While Ms Bardwell said Big W’s performance was “very disappointing”, she declined to answer questions about whether the group was readying the discount department chain for an eventual sale.

“In Big W, we need to sustainably improve performance in a highly competitive market and build on our areas of strength,” she said.

“(We) are taking the right steps to provide better quality and more affordable options.”

Earlier this year, Ms Bardwell, who stepped into the top job last September, unveiled a $400m cost-saving program to simplify the business.

It has since pulled the plug on its loss-making online marketplace MyDeal.

On Wednesday, she said the 2026 financial year would be transitional as it focuses on “rebuilding momentum and restoring customer trust”.

Ms Bardwell echoed her Coles counterpart Leah Weckert in noting the ongoing value-seeking behaviour from customers.

“We’re certainly continuing to see many customers, particularly families and young people, very much focused on value,” Ms Bardwell said.

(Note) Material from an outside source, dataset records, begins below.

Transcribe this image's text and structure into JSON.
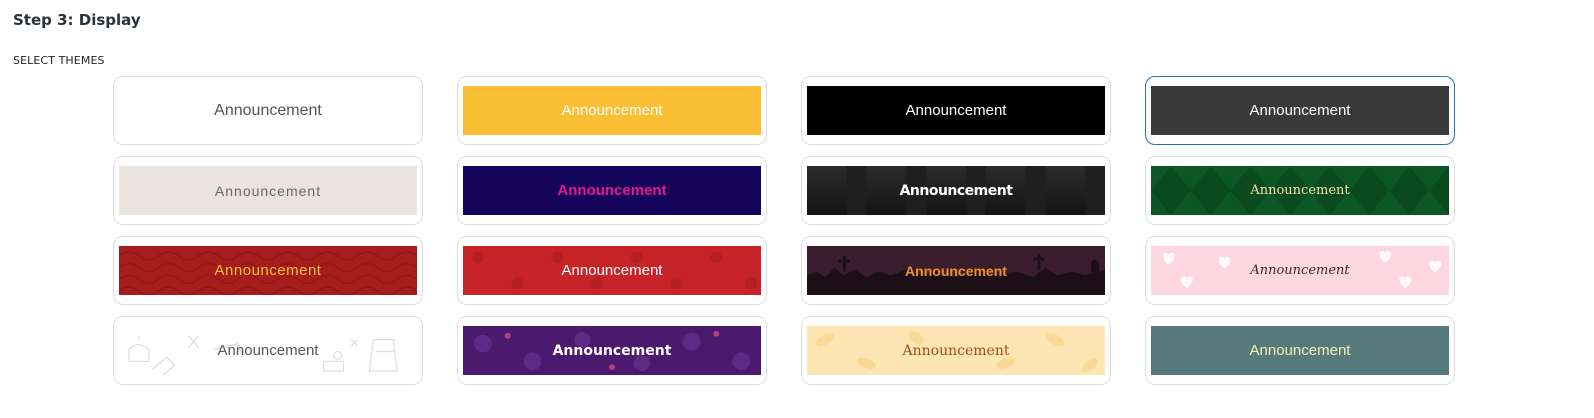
{
  "step_title": "Step 3: Display",
  "section_label": "SELECT THEMES",
  "selected_theme_index": 3,
  "themes": [
    {
      "id": "plain",
      "label": "Announcement",
      "background": "#ffffff",
      "text_color": "#50575e"
    },
    {
      "id": "yellow",
      "label": "Announcement",
      "background": "#fbbf35",
      "text_color": "#ffffff"
    },
    {
      "id": "black",
      "label": "Announcement",
      "background": "#000000",
      "text_color": "#ffffff"
    },
    {
      "id": "charcoal",
      "label": "Announcement",
      "background": "#393939",
      "text_color": "#ffffff"
    },
    {
      "id": "beige",
      "label": "Announcement",
      "background": "#e9e4dd",
      "text_color": "#6b6560"
    },
    {
      "id": "navy",
      "label": "Announcement",
      "background": "#14045c",
      "text_color": "#e6168e"
    },
    {
      "id": "dark-pattern",
      "label": "Announcement",
      "background": "#1f1f1f",
      "text_color": "#ffffff"
    },
    {
      "id": "green-diamonds",
      "label": "Announcement",
      "background": "#0d5625",
      "text_color": "#f2e6a3"
    },
    {
      "id": "red-waves",
      "label": "Announcement",
      "background": "#a61d1d",
      "text_color": "#fbbf35"
    },
    {
      "id": "red-flowers",
      "label": "Announcement",
      "background": "#c62428",
      "text_color": "#ffffff"
    },
    {
      "id": "halloween",
      "label": "Announcement",
      "background": "#3b1d2d",
      "text_color": "#f0922a"
    },
    {
      "id": "pink-hearts",
      "label": "Announcement",
      "background": "#fcd6e0",
      "text_color": "#3a2a30"
    },
    {
      "id": "school-sketch",
      "label": "Announcement",
      "background": "#ffffff",
      "text_color": "#50575e"
    },
    {
      "id": "purple-skulls",
      "label": "Announcement",
      "background": "#4b1a6e",
      "text_color": "#ffffff"
    },
    {
      "id": "autumn-leaves",
      "label": "Announcement",
      "background": "#fde6b3",
      "text_color": "#9a4e16"
    },
    {
      "id": "teal",
      "label": "Announcement",
      "background": "#567a7c",
      "text_color": "#f6f0b6"
    }
  ]
}
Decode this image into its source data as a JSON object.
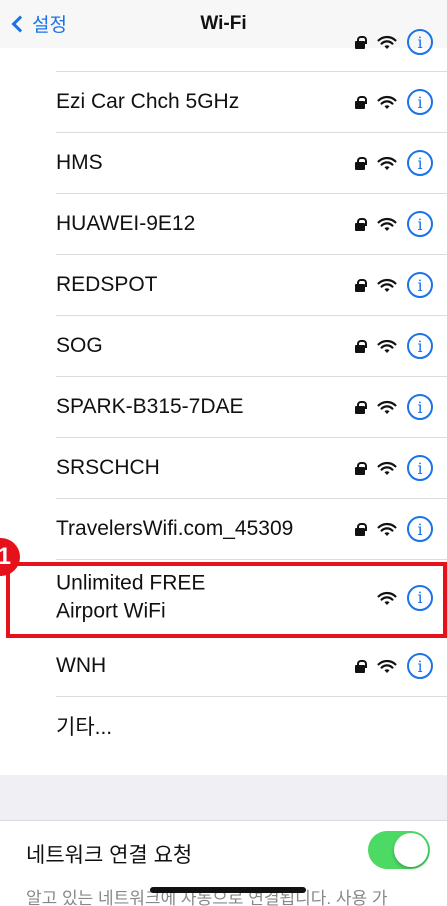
{
  "nav": {
    "back_label": "설정",
    "title": "Wi-Fi"
  },
  "networks": [
    {
      "name": "",
      "locked": true
    },
    {
      "name": "Ezi Car Chch 5GHz",
      "locked": true
    },
    {
      "name": "HMS",
      "locked": true
    },
    {
      "name": "HUAWEI-9E12",
      "locked": true
    },
    {
      "name": "REDSPOT",
      "locked": true
    },
    {
      "name": "SOG",
      "locked": true
    },
    {
      "name": "SPARK-B315-7DAE",
      "locked": true
    },
    {
      "name": "SRSCHCH",
      "locked": true
    },
    {
      "name": "TravelersWifi.com_45309",
      "locked": true
    },
    {
      "name": "Unlimited FREE\nAirport WiFi",
      "locked": false
    },
    {
      "name": "WNH",
      "locked": true
    }
  ],
  "other_label": "기타...",
  "ask_to_join": {
    "label": "네트워크 연결 요청",
    "enabled": true
  },
  "footer_text": "알고 있는 네트워크에 자동으로 연결됩니다. 사용 가",
  "annotation": {
    "marker": "1",
    "color": "#e6121b"
  },
  "colors": {
    "accent": "#1a73e8",
    "toggle_on": "#4cd964"
  }
}
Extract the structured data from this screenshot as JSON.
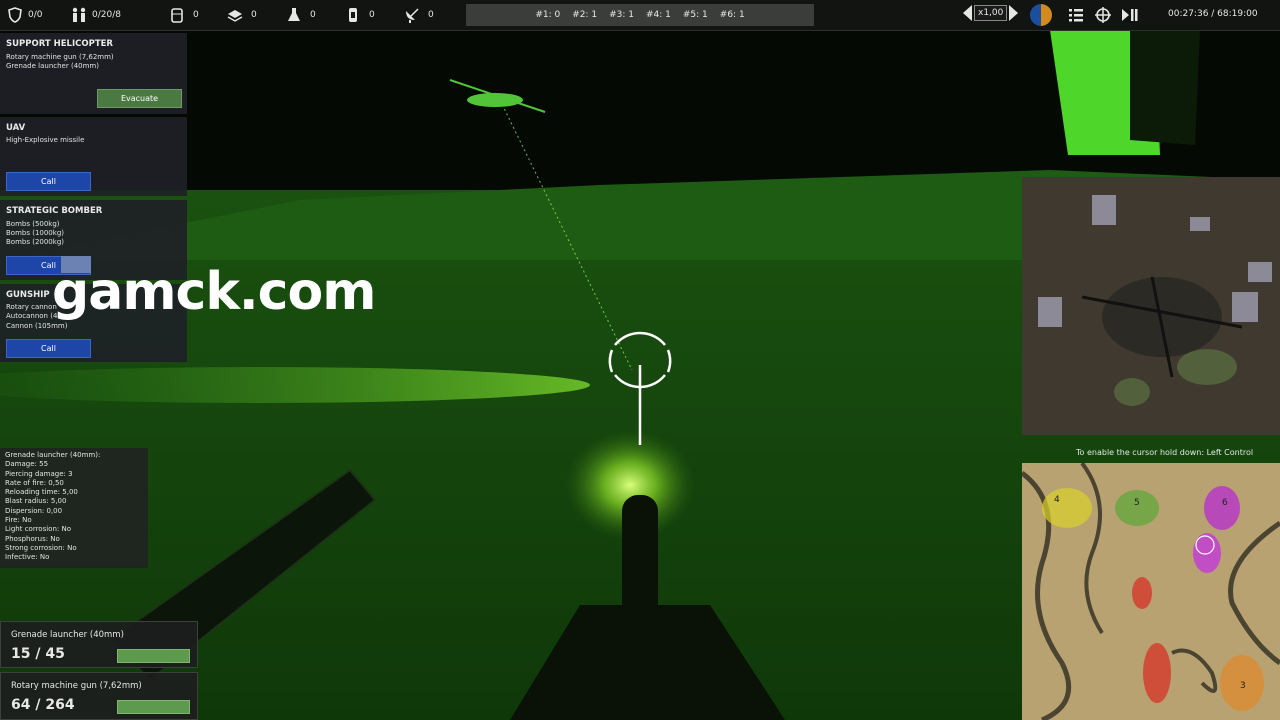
{
  "resources": [
    {
      "name": "shield-icon",
      "value": "0/0"
    },
    {
      "name": "soldiers-icon",
      "value": "0/20/8"
    },
    {
      "name": "barrel-icon",
      "value": "0"
    },
    {
      "name": "layers-icon",
      "value": "0"
    },
    {
      "name": "flask-icon",
      "value": "0"
    },
    {
      "name": "canister-icon",
      "value": "0"
    },
    {
      "name": "satellite-dish-icon",
      "value": "0"
    }
  ],
  "counters": [
    "#1: 0",
    "#2: 1",
    "#3: 1",
    "#4: 1",
    "#5: 1",
    "#6: 1"
  ],
  "speed": "x1,00",
  "clock": "00:27:36 / 68:19:00",
  "support": [
    {
      "title": "SUPPORT HELICOPTER",
      "lines": [
        "Rotary machine gun (7,62mm)",
        "Grenade launcher (40mm)"
      ],
      "button": "Evacuate"
    },
    {
      "title": "UAV",
      "lines": [
        "High-Explosive missile"
      ],
      "button": "Call"
    },
    {
      "title": "STRATEGIC BOMBER",
      "lines": [
        "Bombs (500kg)",
        "Bombs (1000kg)",
        "Bombs (2000kg)"
      ],
      "button": "Call",
      "cooldown": 0.36
    },
    {
      "title": "GUNSHIP",
      "lines": [
        "Rotary cannon",
        "Autocannon (40mm)",
        "Cannon (105mm)"
      ],
      "button": "Call"
    }
  ],
  "weapon_stats": [
    "Grenade launcher (40mm):",
    "Damage: 55",
    "Piercing damage: 3",
    "Rate of fire: 0,50",
    "Reloading time: 5,00",
    "Blast radius: 5,00",
    "Dispersion: 0,00",
    "Fire: No",
    "Light corrosion: No",
    "Phosphorus: No",
    "Strong corrosion: No",
    "Infective: No"
  ],
  "weapons": [
    {
      "name": "Grenade launcher (40mm)",
      "ammo": "15 / 45",
      "fill": 1.0
    },
    {
      "name": "Rotary machine gun (7,62mm)",
      "ammo": "64 / 264",
      "fill": 1.0
    }
  ],
  "cursor_hint": "To enable the cursor hold down:  Left Control",
  "minimap_labels": [
    "4",
    "5",
    "6",
    "3"
  ],
  "watermark": "gamck.com",
  "colors": {
    "nightvision": "#2f8a1c",
    "panel": "#1e2126",
    "button_blue": "#1d46a8",
    "button_green": "#4a7a42"
  }
}
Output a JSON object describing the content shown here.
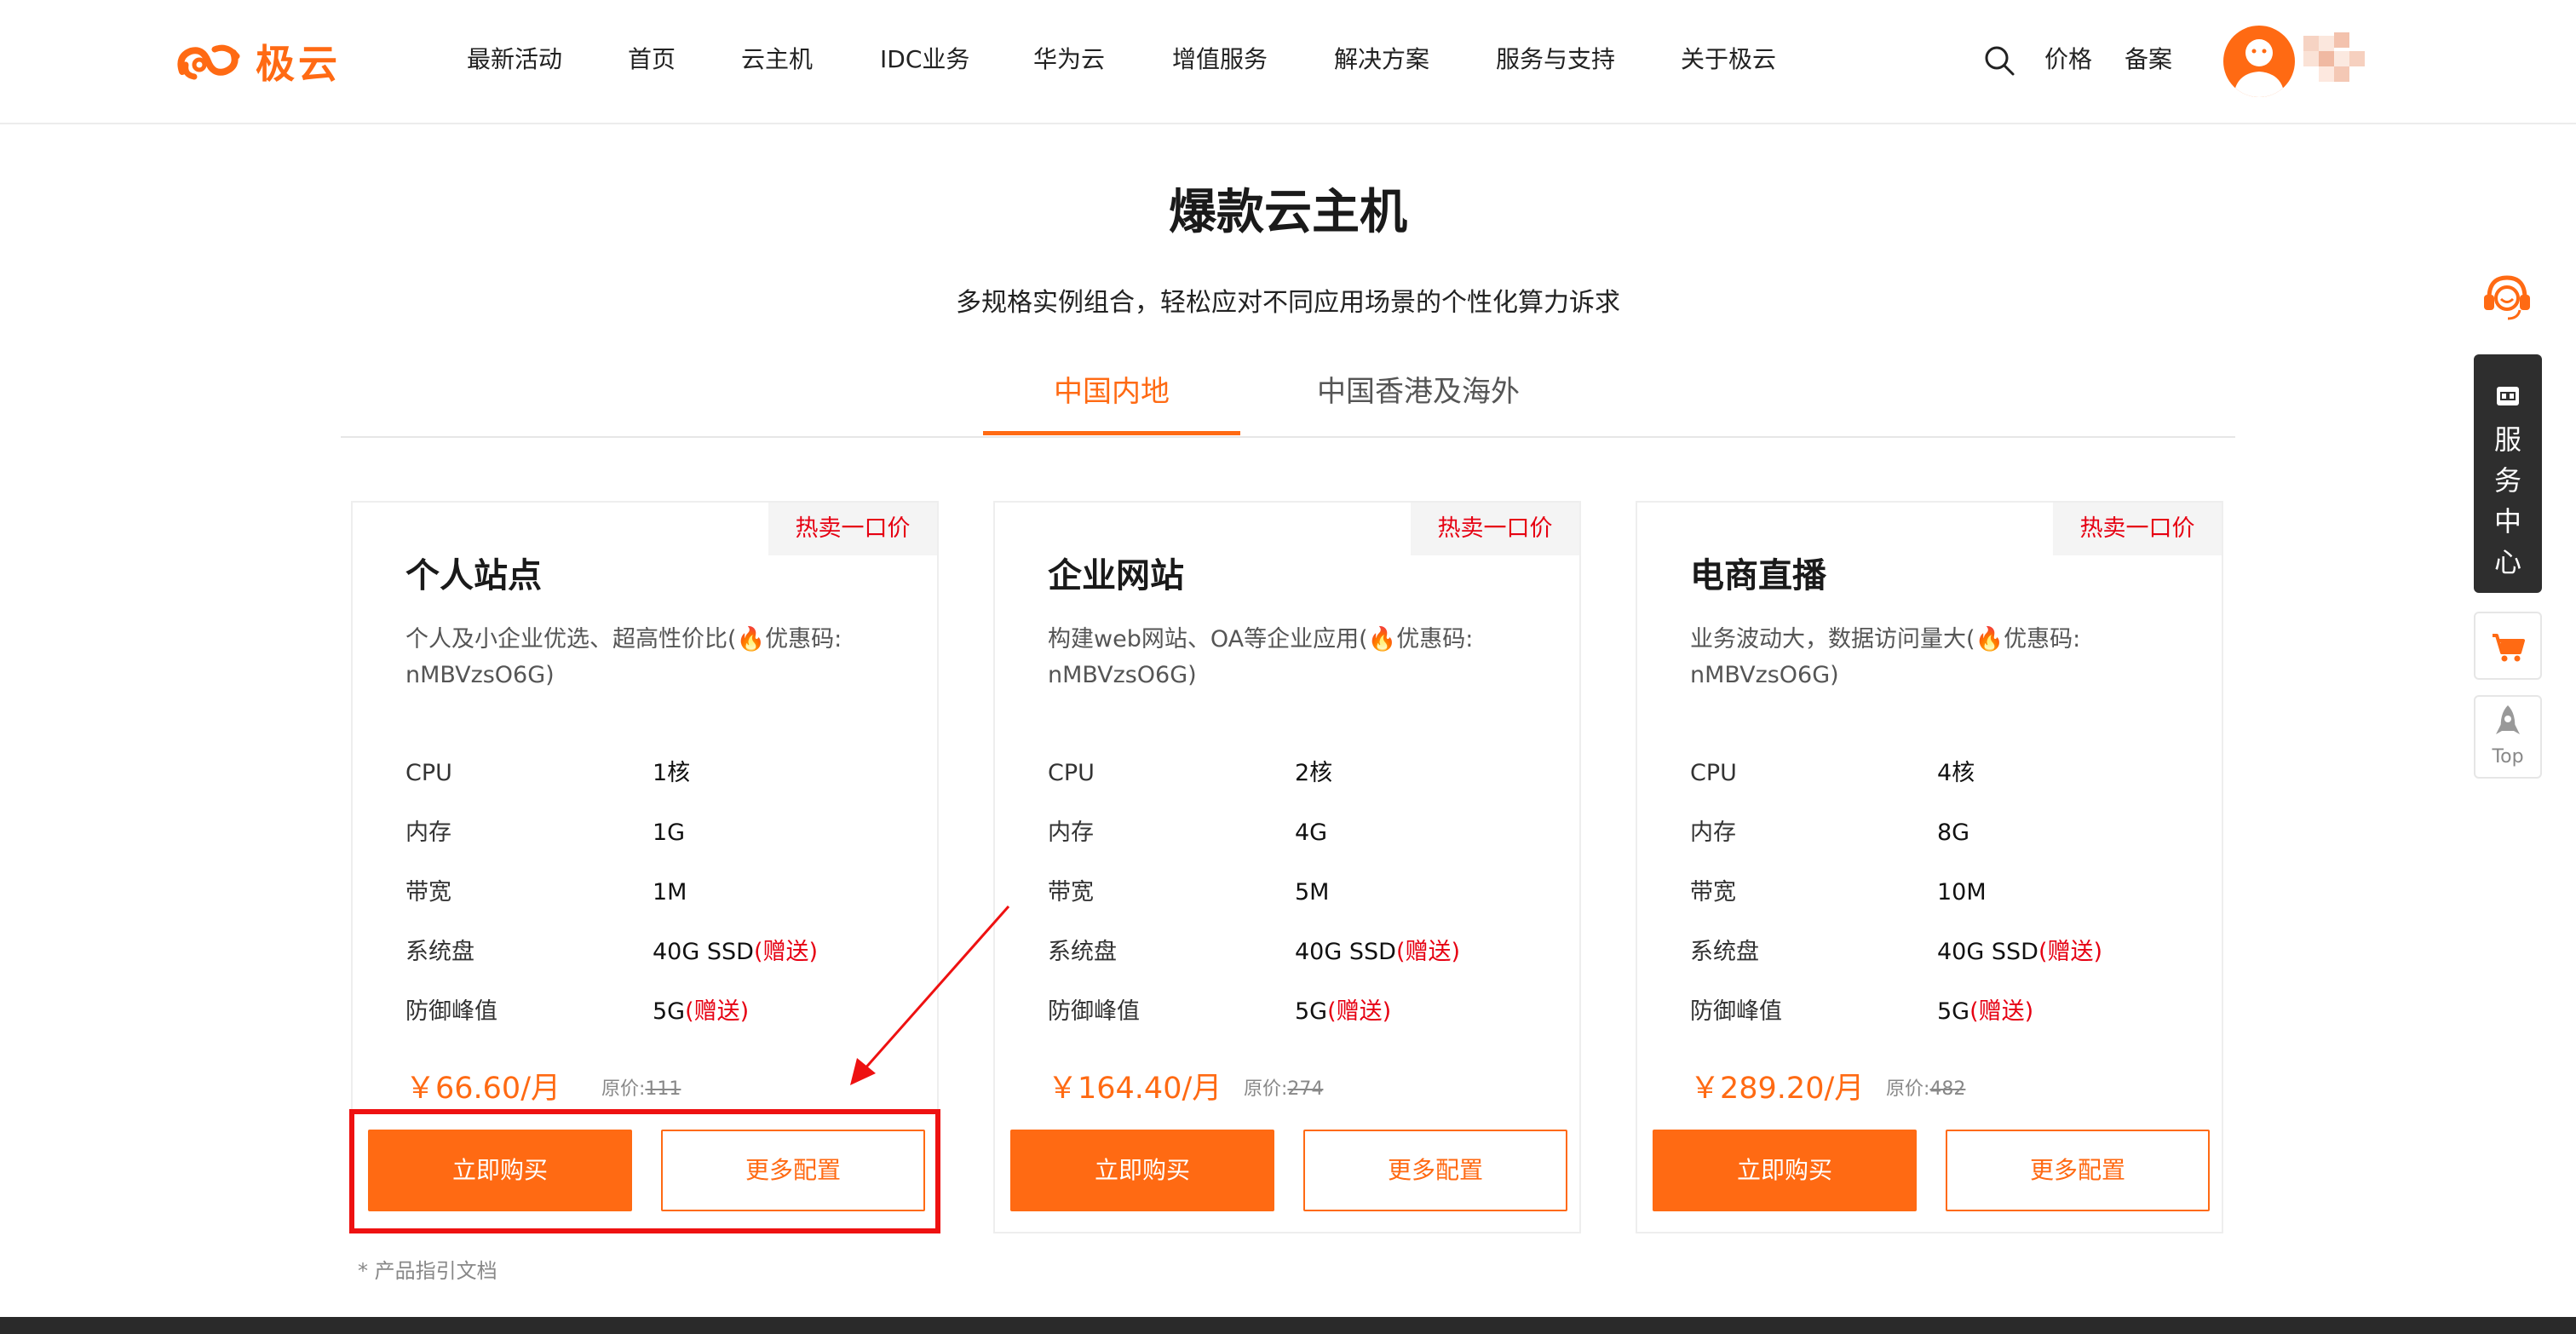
{
  "header": {
    "logo_text": "极云",
    "nav": [
      "最新活动",
      "首页",
      "云主机",
      "IDC业务",
      "华为云",
      "增值服务",
      "解决方案",
      "服务与支持",
      "关于极云"
    ],
    "links": [
      "价格",
      "备案"
    ]
  },
  "section": {
    "title": "爆款云主机",
    "subtitle": "多规格实例组合，轻松应对不同应用场景的个性化算力诉求",
    "tabs": [
      {
        "label": "中国内地",
        "active": true
      },
      {
        "label": "中国香港及海外",
        "active": false
      }
    ]
  },
  "cards": [
    {
      "badge": "热卖一口价",
      "title": "个人站点",
      "desc_line1_a": "个人及小企业优选、超高性价比(",
      "desc_line1_b": "优惠码:",
      "desc_line2": "nMBVzsO6G)",
      "specs": [
        {
          "label": "CPU",
          "value": "1核",
          "gift": ""
        },
        {
          "label": "内存",
          "value": "1G",
          "gift": ""
        },
        {
          "label": "带宽",
          "value": "1M",
          "gift": ""
        },
        {
          "label": "系统盘",
          "value": "40G  SSD",
          "gift": "(赠送)"
        },
        {
          "label": "防御峰值",
          "value": "5G",
          "gift": "(赠送)"
        }
      ],
      "price": "￥66.60/月",
      "orig_label": "原价:",
      "orig_value": "111",
      "buy_label": "立即购买",
      "more_label": "更多配置"
    },
    {
      "badge": "热卖一口价",
      "title": "企业网站",
      "desc_line1_a": "构建web网站、OA等企业应用(",
      "desc_line1_b": "优惠码:",
      "desc_line2": "nMBVzsO6G)",
      "specs": [
        {
          "label": "CPU",
          "value": "2核",
          "gift": ""
        },
        {
          "label": "内存",
          "value": "4G",
          "gift": ""
        },
        {
          "label": "带宽",
          "value": "5M",
          "gift": ""
        },
        {
          "label": "系统盘",
          "value": "40G  SSD",
          "gift": "(赠送)"
        },
        {
          "label": "防御峰值",
          "value": "5G",
          "gift": "(赠送)"
        }
      ],
      "price": "￥164.40/月",
      "orig_label": "原价:",
      "orig_value": "274",
      "buy_label": "立即购买",
      "more_label": "更多配置"
    },
    {
      "badge": "热卖一口价",
      "title": "电商直播",
      "desc_line1_a": "业务波动大，数据访问量大(",
      "desc_line1_b": "优惠码:",
      "desc_line2": "nMBVzsO6G)",
      "specs": [
        {
          "label": "CPU",
          "value": "4核",
          "gift": ""
        },
        {
          "label": "内存",
          "value": "8G",
          "gift": ""
        },
        {
          "label": "带宽",
          "value": "10M",
          "gift": ""
        },
        {
          "label": "系统盘",
          "value": "40G  SSD",
          "gift": "(赠送)"
        },
        {
          "label": "防御峰值",
          "value": "5G",
          "gift": "(赠送)"
        }
      ],
      "price": "￥289.20/月",
      "orig_label": "原价:",
      "orig_value": "482",
      "buy_label": "立即购买",
      "more_label": "更多配置"
    }
  ],
  "doc_link": "* 产品指引文档",
  "float_bar": {
    "service_text": [
      "服",
      "务",
      "中",
      "心"
    ],
    "top_label": "Top"
  },
  "colors": {
    "accent": "#ff6a13",
    "gift_red": "#e60012",
    "annotation_red": "#ee1111",
    "float_dark": "#2e2e2e"
  },
  "icons": [
    "logo-icon",
    "search-icon",
    "avatar-icon",
    "support-agent-icon",
    "kiosk-icon",
    "cart-icon",
    "rocket-icon",
    "fire-icon"
  ]
}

“That means that they’re looking for lower prices. There has been an increase, as we know across the year, in cross shopping.

“There’s also been an increase in more frequent shopping . . . customers are visiting us more frequently but they’re buying less.”

She added that was a trend that had been in place over the past year, although it wasn’t accelerating.

Woolworths also joined a growing list of retailers that have witnessed an increase in crime and aggression towards staff.

“As a result, we have increased our investment in a variety of in store security measures and training,” Ms Bardwell said.

Ms Bardwell expects the Australian grocery business to return to mid to high single-digit earnings growth in 2026, despite tough trading conditions due to cost-of-living pressures and declining tobacco sales.

In the first eight weeks of the 2026 financial year, sales at Woolworths’ 1300 supermarkets rose 2.1 per cent, or by 4 per cent excluding tobacco.

This was lower than the 4.9 per cent growth Coles reported for the same period, with RBC Capital Markets analyst Michael Toner saying it implied ongoing market share loss to Coles.

Woolworths declared a final dividend of 45¢ per share, down from 57¢ a year ago.